Several vendors have offered solutions for firms which have large SAN or NAS environments with lots of clients accessing data simultaneously. At VLICA, we have used Polyserve as our solution. What Polyserve offers is their own filesystem which allows for concurrent reads and writes to filesystems in a SAN or NAS from many NFS servers, all of which can act in concert. You install and define Polyserve on NFS servers, which all are aware of each other. They form a "matrix" which is composed of all of the NFS servers are defined at installation, as well as all of the NFS filesystems which are meant to be a part of this matrix. You then install a load balancing system between the many clients and the servers in the Polyserve matrix. This distributes I/O amongst the multiple NFS fileservers which have Polyserve installed on them and from there the servers read and write to the SAN or NAS. Such a solution is known as a clustered filesystem.

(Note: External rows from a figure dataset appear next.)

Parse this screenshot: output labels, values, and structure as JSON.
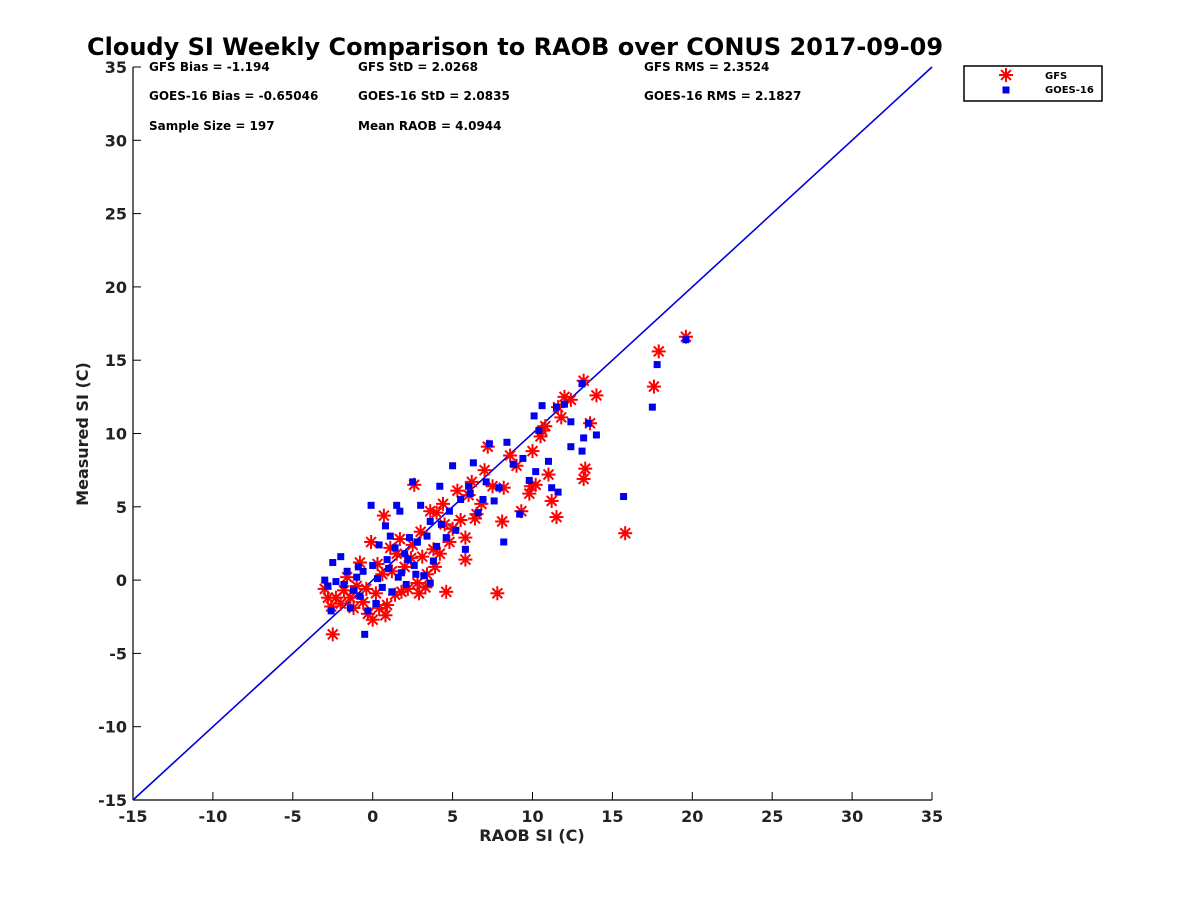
{
  "chart_data": {
    "type": "scatter",
    "title": "Cloudy SI Weekly Comparison to RAOB over CONUS 2017-09-09",
    "xlabel": "RAOB SI (C)",
    "ylabel": "Measured SI (C)",
    "xlim": [
      -15,
      35
    ],
    "ylim": [
      -15,
      35
    ],
    "xticks": [
      "-15",
      "-10",
      "-5",
      "0",
      "5",
      "10",
      "15",
      "20",
      "25",
      "30",
      "35"
    ],
    "yticks": [
      "-15",
      "-10",
      "-5",
      "0",
      "5",
      "10",
      "15",
      "20",
      "25",
      "30",
      "35"
    ],
    "grid": false,
    "legend_position": "outside-top-right",
    "reference_line": {
      "from": [
        -15,
        -15
      ],
      "to": [
        35,
        35
      ],
      "color": "#0000dd"
    },
    "stats": [
      "GFS Bias = -1.194",
      "GFS StD = 2.0268",
      "GFS RMS = 2.3524",
      "GOES-16 Bias = -0.65046",
      "GOES-16 StD = 2.0835",
      "GOES-16 RMS = 2.1827",
      "Sample Size = 197",
      "Mean RAOB = 4.0944"
    ],
    "series": [
      {
        "name": "GFS",
        "marker": "asterisk",
        "color": "#ff0000",
        "points": [
          [
            19.6,
            16.6
          ],
          [
            17.9,
            15.6
          ],
          [
            17.6,
            13.2
          ],
          [
            15.8,
            3.2
          ],
          [
            14.0,
            12.6
          ],
          [
            13.2,
            13.6
          ],
          [
            13.3,
            7.6
          ],
          [
            13.2,
            6.9
          ],
          [
            13.6,
            10.7
          ],
          [
            12.4,
            12.3
          ],
          [
            12.0,
            12.5
          ],
          [
            11.6,
            11.8
          ],
          [
            11.5,
            4.3
          ],
          [
            11.2,
            5.4
          ],
          [
            11.0,
            7.2
          ],
          [
            10.8,
            10.5
          ],
          [
            10.5,
            9.8
          ],
          [
            10.2,
            6.5
          ],
          [
            10.0,
            8.8
          ],
          [
            9.8,
            5.9
          ],
          [
            9.3,
            4.7
          ],
          [
            9.0,
            7.8
          ],
          [
            8.6,
            8.5
          ],
          [
            8.2,
            6.3
          ],
          [
            8.1,
            4.0
          ],
          [
            7.8,
            -0.9
          ],
          [
            7.5,
            6.4
          ],
          [
            7.2,
            9.1
          ],
          [
            7.0,
            7.5
          ],
          [
            6.8,
            5.2
          ],
          [
            6.5,
            4.5
          ],
          [
            6.2,
            6.7
          ],
          [
            6.0,
            5.8
          ],
          [
            5.8,
            2.9
          ],
          [
            5.8,
            1.4
          ],
          [
            5.5,
            4.1
          ],
          [
            5.3,
            6.1
          ],
          [
            5.0,
            3.5
          ],
          [
            4.8,
            2.6
          ],
          [
            4.5,
            3.8
          ],
          [
            4.4,
            5.2
          ],
          [
            4.2,
            1.8
          ],
          [
            4.0,
            4.6
          ],
          [
            3.8,
            2.1
          ],
          [
            3.6,
            4.7
          ],
          [
            3.4,
            0.4
          ],
          [
            3.3,
            -0.5
          ],
          [
            3.1,
            1.6
          ],
          [
            3.0,
            3.3
          ],
          [
            2.8,
            -0.2
          ],
          [
            2.6,
            6.5
          ],
          [
            2.5,
            2.4
          ],
          [
            2.4,
            1.5
          ],
          [
            2.2,
            -0.6
          ],
          [
            2.0,
            0.9
          ],
          [
            1.8,
            -0.8
          ],
          [
            1.7,
            2.8
          ],
          [
            1.5,
            1.8
          ],
          [
            1.4,
            -1.0
          ],
          [
            1.2,
            0.6
          ],
          [
            1.1,
            2.2
          ],
          [
            0.9,
            -1.7
          ],
          [
            0.8,
            -2.4
          ],
          [
            0.7,
            4.4
          ],
          [
            0.6,
            0.4
          ],
          [
            0.4,
            -1.9
          ],
          [
            0.3,
            1.1
          ],
          [
            0.2,
            -0.9
          ],
          [
            0.0,
            -2.7
          ],
          [
            -0.1,
            2.6
          ],
          [
            -0.3,
            -2.3
          ],
          [
            -0.4,
            -0.6
          ],
          [
            -0.6,
            -1.5
          ],
          [
            -0.8,
            1.2
          ],
          [
            -1.0,
            -0.4
          ],
          [
            -1.2,
            -1.9
          ],
          [
            -1.4,
            -1.2
          ],
          [
            -1.6,
            0.2
          ],
          [
            -1.8,
            -0.7
          ],
          [
            -2.0,
            -1.6
          ],
          [
            -2.3,
            -1.2
          ],
          [
            -2.5,
            -3.7
          ],
          [
            -2.6,
            -1.8
          ],
          [
            -2.8,
            -1.2
          ],
          [
            -3.0,
            -0.6
          ],
          [
            4.6,
            -0.8
          ],
          [
            3.9,
            0.9
          ],
          [
            2.9,
            -0.9
          ],
          [
            6.4,
            4.2
          ],
          [
            9.9,
            6.4
          ],
          [
            11.8,
            11.1
          ],
          [
            10.6,
            10.2
          ]
        ]
      },
      {
        "name": "GOES-16",
        "marker": "square",
        "color": "#0000ee",
        "points": [
          [
            19.6,
            16.4
          ],
          [
            17.8,
            14.7
          ],
          [
            17.5,
            11.8
          ],
          [
            15.7,
            5.7
          ],
          [
            14.0,
            9.9
          ],
          [
            13.5,
            10.7
          ],
          [
            13.1,
            13.4
          ],
          [
            13.2,
            9.7
          ],
          [
            13.1,
            8.8
          ],
          [
            12.4,
            9.1
          ],
          [
            12.0,
            12.0
          ],
          [
            11.5,
            11.8
          ],
          [
            11.6,
            6.0
          ],
          [
            11.2,
            6.3
          ],
          [
            11.0,
            8.1
          ],
          [
            10.6,
            11.9
          ],
          [
            10.4,
            10.2
          ],
          [
            10.2,
            7.4
          ],
          [
            10.1,
            11.2
          ],
          [
            9.8,
            6.8
          ],
          [
            9.4,
            8.3
          ],
          [
            9.2,
            4.5
          ],
          [
            8.8,
            7.9
          ],
          [
            8.4,
            9.4
          ],
          [
            8.2,
            2.6
          ],
          [
            7.9,
            6.3
          ],
          [
            7.6,
            5.4
          ],
          [
            7.3,
            9.3
          ],
          [
            7.1,
            6.7
          ],
          [
            6.9,
            5.5
          ],
          [
            6.6,
            4.6
          ],
          [
            6.3,
            8.0
          ],
          [
            6.0,
            6.4
          ],
          [
            5.8,
            2.1
          ],
          [
            5.5,
            5.5
          ],
          [
            5.2,
            3.4
          ],
          [
            5.0,
            7.8
          ],
          [
            4.8,
            4.7
          ],
          [
            4.6,
            2.9
          ],
          [
            4.3,
            3.8
          ],
          [
            4.2,
            6.4
          ],
          [
            4.0,
            2.3
          ],
          [
            3.8,
            1.3
          ],
          [
            3.6,
            4.0
          ],
          [
            3.4,
            3.0
          ],
          [
            3.2,
            0.3
          ],
          [
            3.0,
            5.1
          ],
          [
            2.8,
            2.6
          ],
          [
            2.6,
            1.0
          ],
          [
            2.5,
            6.7
          ],
          [
            2.3,
            2.9
          ],
          [
            2.1,
            -0.3
          ],
          [
            2.0,
            1.8
          ],
          [
            1.8,
            0.5
          ],
          [
            1.7,
            4.7
          ],
          [
            1.5,
            5.1
          ],
          [
            1.4,
            2.2
          ],
          [
            1.2,
            -0.8
          ],
          [
            1.1,
            3.0
          ],
          [
            0.9,
            1.4
          ],
          [
            0.8,
            3.7
          ],
          [
            0.6,
            -0.5
          ],
          [
            0.4,
            2.4
          ],
          [
            0.2,
            -1.6
          ],
          [
            0.0,
            1.0
          ],
          [
            -0.1,
            5.1
          ],
          [
            -0.3,
            -2.1
          ],
          [
            -0.5,
            -3.7
          ],
          [
            -0.6,
            0.6
          ],
          [
            -0.8,
            -1.1
          ],
          [
            -1.0,
            0.2
          ],
          [
            -1.2,
            -0.7
          ],
          [
            -1.4,
            -1.9
          ],
          [
            -1.6,
            0.6
          ],
          [
            -1.8,
            -0.3
          ],
          [
            -2.0,
            1.6
          ],
          [
            -2.3,
            -0.1
          ],
          [
            -2.5,
            1.2
          ],
          [
            -2.6,
            -2.1
          ],
          [
            -2.8,
            -0.4
          ],
          [
            -3.0,
            0.0
          ],
          [
            2.2,
            1.4
          ],
          [
            1.6,
            0.2
          ],
          [
            3.6,
            -0.2
          ],
          [
            2.7,
            0.4
          ],
          [
            1.0,
            0.8
          ],
          [
            0.3,
            0.1
          ],
          [
            -0.9,
            0.9
          ],
          [
            6.1,
            5.9
          ],
          [
            12.4,
            10.8
          ]
        ]
      }
    ]
  }
}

However there are limits to what vendor solutions can do to address the many clients writing to a pool of storage. The single biggest problem is that the performance is not linearly scalable. What I mean by that statement is this: If you have 4 servers which between them can achieve 1GB per second of I/O between the SAN and clients, then 8 servers will have less than 2GB per second of I/O performance. Vendors will claim that their solutions are linearly scalable, but their claims don't stand up under real world conditions. Also, you have the problem of having to install ever greater number of servers into your NFS server pool. A classic summary of problems involving the use of NFS can be read about in the paper entitled "Why NFS sucks" which was written by Olaf Kirch, noted NFS developer, for the 2006 Linux Symposium.

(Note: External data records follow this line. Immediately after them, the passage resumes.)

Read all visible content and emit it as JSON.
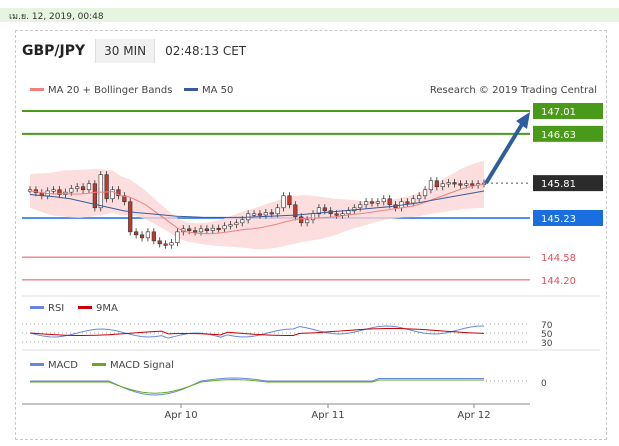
{
  "topbar": {
    "date": "เม.ย. 12, 2019, 00:48"
  },
  "header": {
    "pair": "GBP/JPY",
    "timeframe": "30 MIN",
    "time": "02:48:13 CET"
  },
  "legend": {
    "ma20": "MA 20 + Bollinger Bands",
    "ma50": "MA 50",
    "credit": "Research © 2019 Trading Central"
  },
  "colors": {
    "up_target": "#4a9a1a",
    "current": "#2b2b2b",
    "support": "#1a6fe0",
    "resistance_low": "#e05060",
    "arrow": "#2f5e9e",
    "ma20": "#f08080",
    "ma50": "#3a5a99",
    "band": "#fbd6d6"
  },
  "chart_data": {
    "type": "line",
    "x_ticks": [
      "Apr 10",
      "Apr 11",
      "Apr 12"
    ],
    "ylim": [
      144.0,
      147.3
    ],
    "levels": [
      {
        "value": "147.01",
        "kind": "target"
      },
      {
        "value": "146.63",
        "kind": "target"
      },
      {
        "value": "145.81",
        "kind": "current"
      },
      {
        "value": "145.23",
        "kind": "support"
      },
      {
        "value": "144.58",
        "kind": "support2"
      },
      {
        "value": "144.20",
        "kind": "support3"
      }
    ],
    "price": [
      145.7,
      145.65,
      145.6,
      145.68,
      145.7,
      145.62,
      145.66,
      145.72,
      145.75,
      145.7,
      145.8,
      145.4,
      145.95,
      145.55,
      145.7,
      145.6,
      145.5,
      145.0,
      144.95,
      144.9,
      145.0,
      144.85,
      144.8,
      144.78,
      144.82,
      145.0,
      145.05,
      145.02,
      145.0,
      145.05,
      145.02,
      145.06,
      145.05,
      145.1,
      145.12,
      145.15,
      145.2,
      145.3,
      145.3,
      145.28,
      145.32,
      145.3,
      145.4,
      145.6,
      145.45,
      145.25,
      145.15,
      145.2,
      145.3,
      145.4,
      145.35,
      145.3,
      145.28,
      145.3,
      145.35,
      145.4,
      145.45,
      145.5,
      145.48,
      145.5,
      145.55,
      145.45,
      145.4,
      145.5,
      145.48,
      145.55,
      145.6,
      145.7,
      145.85,
      145.75,
      145.8,
      145.82,
      145.8,
      145.78,
      145.8,
      145.78,
      145.8,
      145.81
    ],
    "ma20": [
      145.68,
      145.66,
      145.64,
      145.63,
      145.64,
      145.63,
      145.63,
      145.64,
      145.66,
      145.66,
      145.67,
      145.6,
      145.58,
      145.52,
      145.45,
      145.35,
      145.25,
      145.15,
      145.05,
      145.0,
      144.98,
      144.97,
      144.97,
      144.98,
      145.0,
      145.02,
      145.04,
      145.05,
      145.07,
      145.1,
      145.13,
      145.17,
      145.2,
      145.22,
      145.23,
      145.23,
      145.24,
      145.25,
      145.27,
      145.29,
      145.3,
      145.32,
      145.34,
      145.36,
      145.38,
      145.4,
      145.42,
      145.45,
      145.5,
      145.55,
      145.6,
      145.65,
      145.7,
      145.74,
      145.77,
      145.79
    ],
    "ma50": [
      145.62,
      145.6,
      145.58,
      145.55,
      145.5,
      145.45,
      145.4,
      145.35,
      145.32,
      145.3,
      145.28,
      145.26,
      145.25,
      145.24,
      145.24,
      145.24,
      145.24,
      145.25,
      145.26,
      145.27,
      145.28,
      145.3,
      145.32,
      145.34,
      145.36,
      145.38,
      145.4,
      145.42,
      145.45,
      145.48,
      145.52,
      145.56,
      145.6,
      145.64,
      145.68
    ],
    "arrow_target": "147.01",
    "rsi": {
      "label": "RSI",
      "signal_label": "9MA",
      "levels": [
        "70",
        "50",
        "30"
      ]
    },
    "macd": {
      "label": "MACD",
      "signal_label": "MACD Signal",
      "zero": "0"
    }
  }
}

A more elegant solution to the problem of NFS scalability would be for clients to be able to write directly to the storage pool and in parallel, effectively cutting out the "middle man" of the NFS server. This is exactly what a minor revision of the NFS version 4 (NFSv4), called pNFS is designed to do. A highly simplified way of describing how pNFS works is that the server essentially serves up only metadata to clients telling them how and where to locate the files or filesystems in the storage pool. The I/O itself is not driven through the servers. The clients themselves have have a so called "layout driver" in the Linux kernel which takes the metadata served up by the server and I/O operations then run between the client and the storage pool. My supervisor is currently running tests using pNFS on a simple setup and so far we are getting nearly linearly scalable increases in I/O performance in some instances. This stuff does show promise. pNFS will also most certainly help adaption of NFSv4 since many IT managers have not seen many good reasons, outside of improved security, for adapting NFSv4 into their shops.
Enough for now. This has been a long entry and it is getting late. Another day of problems and black art sorcery await tomorrow at VLICA.